1. GPs working in prisons are providing primary care. These sessions should be counted as such; they are APMS performers’ list work – We request completion of the SRT to assess how you keep your skills up to date, as prison work is not considered undifferentiated GP work. (They ignore Shetland or Falklands, but GMC does not)  
2.      For revalidation, GPs must demonstrate they are safe and up to date within their scope of work. There is no GMC requirement to maintain all undifferentiated skills. As you are on the NPL, the RO must be assured that you remain up to date to work in the general practice. (What is NPL got to do with GMC appraisal?  Once appraised you cannot be removed from the performers list)
3.      The GMC does not require NHS-only work; a GP may work entirely in private practice and still revalidate. – To maintain your position on the NPL, you must continue to work in General Practice. (That is a bit vague, the RO told me it has to be English street NHS general practice)

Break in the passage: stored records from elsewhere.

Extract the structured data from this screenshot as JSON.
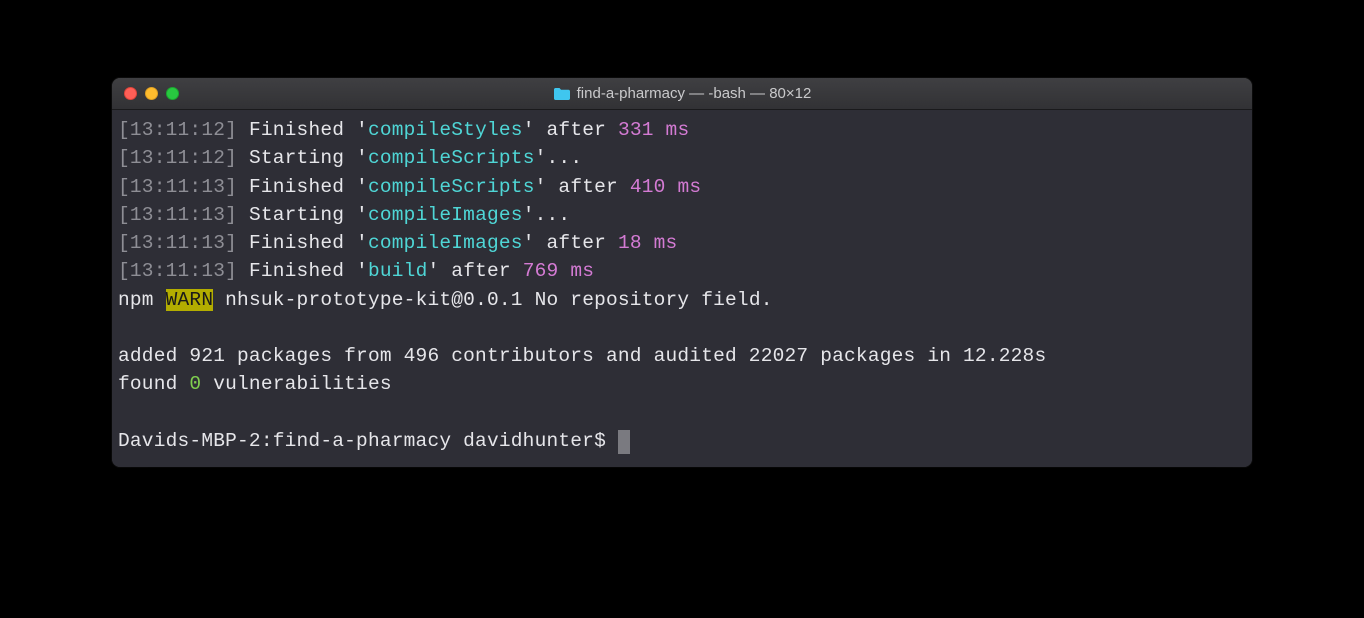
{
  "title": "find-a-pharmacy — -bash — 80×12",
  "lines": {
    "l1": {
      "time": "13:11:12",
      "action": "Finished",
      "task": "compileStyles",
      "after_label": "after",
      "duration": "331 ms"
    },
    "l2": {
      "time": "13:11:12",
      "action": "Starting",
      "task": "compileScripts",
      "suffix": "..."
    },
    "l3": {
      "time": "13:11:13",
      "action": "Finished",
      "task": "compileScripts",
      "after_label": "after",
      "duration": "410 ms"
    },
    "l4": {
      "time": "13:11:13",
      "action": "Starting",
      "task": "compileImages",
      "suffix": "..."
    },
    "l5": {
      "time": "13:11:13",
      "action": "Finished",
      "task": "compileImages",
      "after_label": "after",
      "duration": "18 ms"
    },
    "l6": {
      "time": "13:11:13",
      "action": "Finished",
      "task": "build",
      "after_label": "after",
      "duration": "769 ms"
    }
  },
  "npm": {
    "prefix": "npm",
    "warn_label": "WARN",
    "message": "nhsuk-prototype-kit@0.0.1 No repository field."
  },
  "added_line": "added 921 packages from 496 contributors and audited 22027 packages in 12.228s",
  "found_prefix": "found ",
  "found_count": "0",
  "found_suffix": " vulnerabilities",
  "prompt": "Davids-MBP-2:find-a-pharmacy davidhunter$ "
}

4.  Non-NHS work is not excluded from appraisal. – Your appraisal should cover the full scope of your practice. (Quite: appraisal is about SCOPE of practice, not more)
5.      Overseas work is not excluded from appraisal evidence, provided it does not form the substantive part of that evidence. –  Overseas work may be included in your appraisal evidence, provided it does not constitute the substantive portion of that evidence. If your supporting information is primarily from overseas practice, the RO is unlikely to consider it satisfactory appraisal. Supporting information should be from UK practice, except in exceptional circumstances, such as a legislative requirement to hold a UK licence in another country (e.g., Gibraltar). that means all British Overseas territories, Isle of Man, to Falklands.  But yet NHSE won’t accept these hours worked calling them “undifferentiated”)

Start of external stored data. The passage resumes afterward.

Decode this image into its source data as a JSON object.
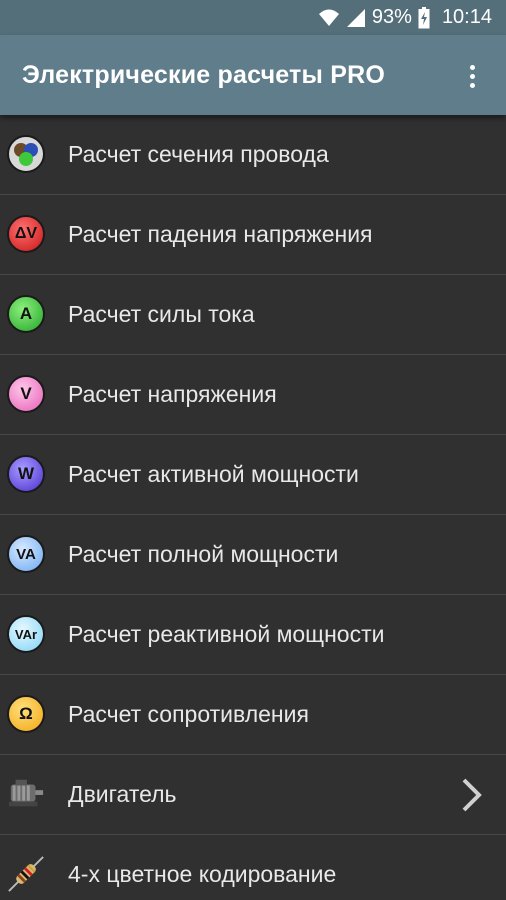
{
  "status_bar": {
    "battery_percent": "93%",
    "time": "10:14",
    "icons": [
      "wifi-icon",
      "signal-icon",
      "battery-icon"
    ]
  },
  "app_bar": {
    "title": "Электрические расчеты PRO",
    "menu_icon": "more-vert-icon"
  },
  "list": {
    "items": [
      {
        "label": "Расчет сечения провода",
        "icon": "wire-section-icon"
      },
      {
        "label": "Расчет падения напряжения",
        "icon": "voltage-drop-icon",
        "icon_text": "ΔV"
      },
      {
        "label": "Расчет силы тока",
        "icon": "current-icon",
        "icon_text": "A"
      },
      {
        "label": "Расчет напряжения",
        "icon": "voltage-icon",
        "icon_text": "V"
      },
      {
        "label": "Расчет активной мощности",
        "icon": "active-power-icon",
        "icon_text": "W"
      },
      {
        "label": "Расчет полной мощности",
        "icon": "apparent-power-icon",
        "icon_text": "VA"
      },
      {
        "label": "Расчет реактивной мощности",
        "icon": "reactive-power-icon",
        "icon_text": "VAr"
      },
      {
        "label": "Расчет сопротивления",
        "icon": "resistance-icon",
        "icon_text": "Ω"
      },
      {
        "label": "Двигатель",
        "icon": "motor-icon",
        "has_submenu": true
      },
      {
        "label": "4-х цветное кодирование",
        "icon": "resistor-color-code-icon"
      }
    ]
  },
  "colors": {
    "status_bar": "#546f7a",
    "app_bar": "#607d8b",
    "background": "#303030",
    "divider": "#474747",
    "text": "#e8e8e8"
  }
}
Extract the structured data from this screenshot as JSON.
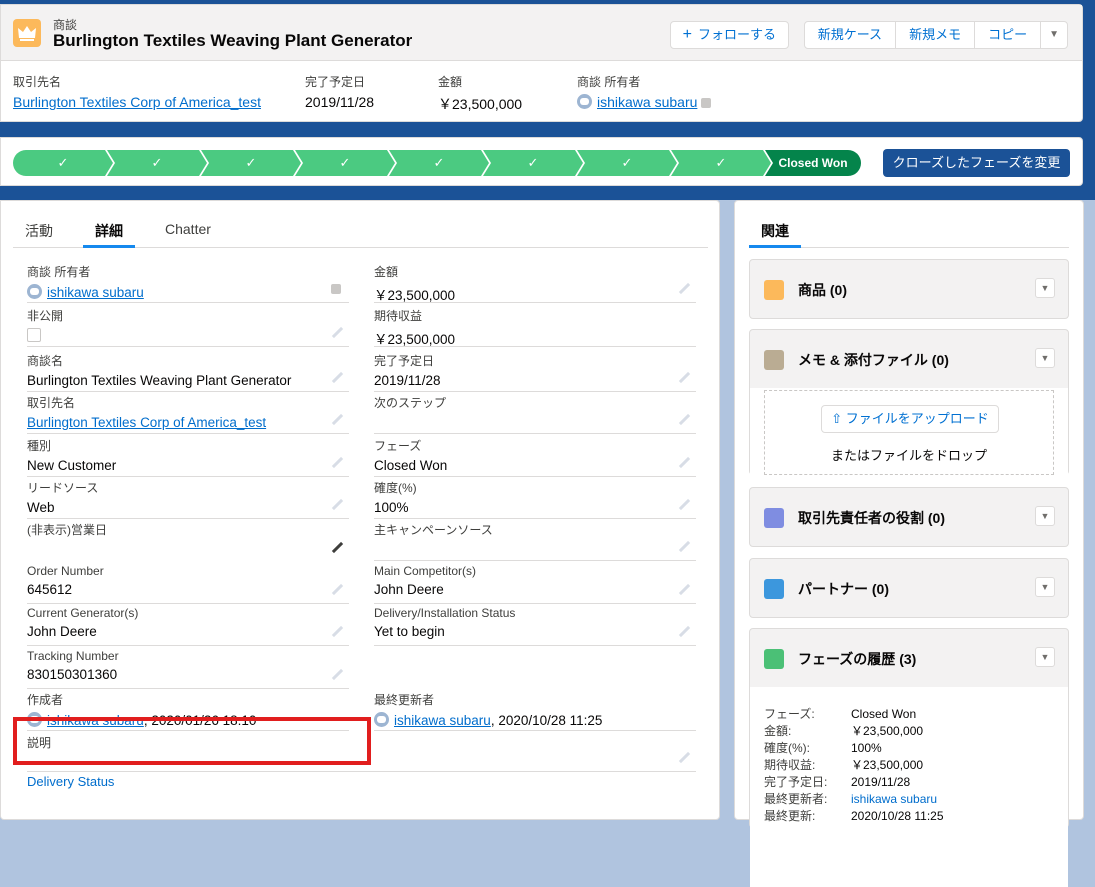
{
  "header": {
    "object_type": "商談",
    "title": "Burlington Textiles Weaving Plant Generator",
    "follow_label": "フォローする",
    "buttons": [
      "新規ケース",
      "新規メモ",
      "コピー"
    ],
    "highlights": [
      {
        "label": "取引先名",
        "value": "Burlington Textiles Corp of America_test"
      },
      {
        "label": "完了予定日",
        "value": "2019/11/28"
      },
      {
        "label": "金額",
        "value": "￥23,500,000"
      },
      {
        "label": "商談 所有者",
        "value": "ishikawa subaru"
      }
    ]
  },
  "path": {
    "final_stage": "Closed Won",
    "change_button": "クローズしたフェーズを変更"
  },
  "tabs": [
    "活動",
    "詳細",
    "Chatter"
  ],
  "details": {
    "owner_label": "商談 所有者",
    "owner_value": "ishikawa subaru",
    "amount_label": "金額",
    "amount_value": "￥23,500,000",
    "private_label": "非公開",
    "expected_revenue_label": "期待収益",
    "expected_revenue_value": "￥23,500,000",
    "name_label": "商談名",
    "name_value": "Burlington Textiles Weaving Plant Generator",
    "close_date_label": "完了予定日",
    "close_date_value": "2019/11/28",
    "account_label": "取引先名",
    "account_value": "Burlington Textiles Corp of America_test",
    "next_step_label": "次のステップ",
    "next_step_value": "",
    "type_label": "種別",
    "type_value": "New Customer",
    "stage_label": "フェーズ",
    "stage_value": "Closed Won",
    "lead_source_label": "リードソース",
    "lead_source_value": "Web",
    "probability_label": "確度(%)",
    "probability_value": "100%",
    "hidden_bizday_label": "(非表示)営業日",
    "hidden_bizday_value": "",
    "campaign_label": "主キャンペーンソース",
    "campaign_value": "",
    "order_number_label": "Order Number",
    "order_number_value": "645612",
    "competitors_label": "Main Competitor(s)",
    "competitors_value": "John Deere",
    "generators_label": "Current Generator(s)",
    "generators_value": "John Deere",
    "delivery_label": "Delivery/Installation Status",
    "delivery_value": "Yet to begin",
    "tracking_label": "Tracking Number",
    "tracking_value": "830150301360",
    "created_by_label": "作成者",
    "created_by_user": "ishikawa subaru",
    "created_by_date": ", 2020/01/26 18:10",
    "modified_by_label": "最終更新者",
    "modified_by_user": "ishikawa subaru",
    "modified_by_date": ", 2020/10/28 11:25",
    "description_label": "説明",
    "description_value": "",
    "delivery_status_link": "Delivery Status"
  },
  "related": {
    "tab": "関連",
    "products": "商品 (0)",
    "notes": "メモ & 添付ファイル (0)",
    "upload_button": "ファイルをアップロード",
    "drop_text": "またはファイルをドロップ",
    "contact_roles": "取引先責任者の役割 (0)",
    "partners": "パートナー (0)",
    "stage_history": "フェーズの履歴 (3)",
    "history": [
      {
        "k": "フェーズ:",
        "v": "Closed Won"
      },
      {
        "k": "金額:",
        "v": "￥23,500,000"
      },
      {
        "k": "確度(%):",
        "v": "100%"
      },
      {
        "k": "期待収益:",
        "v": "￥23,500,000"
      },
      {
        "k": "完了予定日:",
        "v": "2019/11/28"
      },
      {
        "k": "最終更新者:",
        "v": "ishikawa subaru"
      },
      {
        "k": "最終更新:",
        "v": "2020/10/28 11:25"
      }
    ]
  },
  "colors": {
    "path_complete": "#4bca81",
    "path_final": "#04844b",
    "brand": "#1b5297",
    "highlight_box": "#e11e1e"
  }
}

6.       Low-volume worker guidance applies when a GP undertakes 40 sessions or fewer within their scope of work. – This has now been replaced with PLAN 32. Anyone undertaking only one session cannot be removed from the NPL administratively. However, ROs may find it challenging to make a revalidation recommendation based on minimal NHS GP work. Hence, our appraisers continue to request completion of the SRT if fewer than 40 sessions have been undertaken, and we will advise doctors accordingly based on the provided information. (I could not find any reference to all this in Plan 32)

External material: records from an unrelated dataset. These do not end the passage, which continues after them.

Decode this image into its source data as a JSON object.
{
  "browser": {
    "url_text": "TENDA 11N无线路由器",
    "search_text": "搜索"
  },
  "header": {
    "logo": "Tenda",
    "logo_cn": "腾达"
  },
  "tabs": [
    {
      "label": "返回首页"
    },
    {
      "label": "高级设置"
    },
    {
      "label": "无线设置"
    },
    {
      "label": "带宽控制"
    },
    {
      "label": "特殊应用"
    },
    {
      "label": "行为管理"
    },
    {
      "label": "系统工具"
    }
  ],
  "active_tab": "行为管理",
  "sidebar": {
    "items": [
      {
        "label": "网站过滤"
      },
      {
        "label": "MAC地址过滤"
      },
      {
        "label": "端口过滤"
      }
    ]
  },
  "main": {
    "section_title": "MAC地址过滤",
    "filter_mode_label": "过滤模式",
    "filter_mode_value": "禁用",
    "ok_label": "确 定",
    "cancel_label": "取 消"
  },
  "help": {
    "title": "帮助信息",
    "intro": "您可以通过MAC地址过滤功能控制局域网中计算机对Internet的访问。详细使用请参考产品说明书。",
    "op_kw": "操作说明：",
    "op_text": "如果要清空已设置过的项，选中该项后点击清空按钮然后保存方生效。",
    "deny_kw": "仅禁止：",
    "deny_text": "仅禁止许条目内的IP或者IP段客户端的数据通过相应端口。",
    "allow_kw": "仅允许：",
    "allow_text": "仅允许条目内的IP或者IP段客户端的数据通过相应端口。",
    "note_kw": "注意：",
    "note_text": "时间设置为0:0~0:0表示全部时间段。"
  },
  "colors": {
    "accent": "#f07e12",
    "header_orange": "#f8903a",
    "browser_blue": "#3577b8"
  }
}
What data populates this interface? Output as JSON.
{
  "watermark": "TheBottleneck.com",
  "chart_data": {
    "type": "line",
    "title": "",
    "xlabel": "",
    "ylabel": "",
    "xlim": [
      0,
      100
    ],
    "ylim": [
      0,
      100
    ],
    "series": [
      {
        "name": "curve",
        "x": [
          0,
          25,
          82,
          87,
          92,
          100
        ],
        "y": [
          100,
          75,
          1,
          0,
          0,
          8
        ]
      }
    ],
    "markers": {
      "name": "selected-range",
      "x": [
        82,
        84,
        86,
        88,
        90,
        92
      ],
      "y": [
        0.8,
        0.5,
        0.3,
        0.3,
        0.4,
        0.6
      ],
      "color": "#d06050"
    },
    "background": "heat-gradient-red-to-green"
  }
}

7.The definition of low volume is not based on the scope of primary care practice undertaken. please see above.
 
You see in (6) “Anyone undertaking only one session cannot be removed from the NPL administratively”   So there is no mechanism for NHSE to remove someone if they do one day’s work in England (and have an appraisal anywhere; appraisal is UK wide).  I could work in England one day, have an appraisal privately or in Scotland (I am on the list there as well) and NHS could not remove me from the performer’s list, so the stipulation that a doctor must remain undifferentiated cannot be enforced.
  
PS.  As it happens, I am not keen on GPs specialising.  I think it frustrates patients and it creates the need for multiple appointments.  Appraisal is NOT the place to attempt to force GPs to remain “undifferentiated”.  That is a contractual issue.  Yet we all drift into a defined scope of practice. We differentiate ourselves.  
    
Pps: NHSE dissolution will not help on jot.  NHS reorganisations are a game of musical chairs and names changes; functions do not change, and we get to see a nice new logo.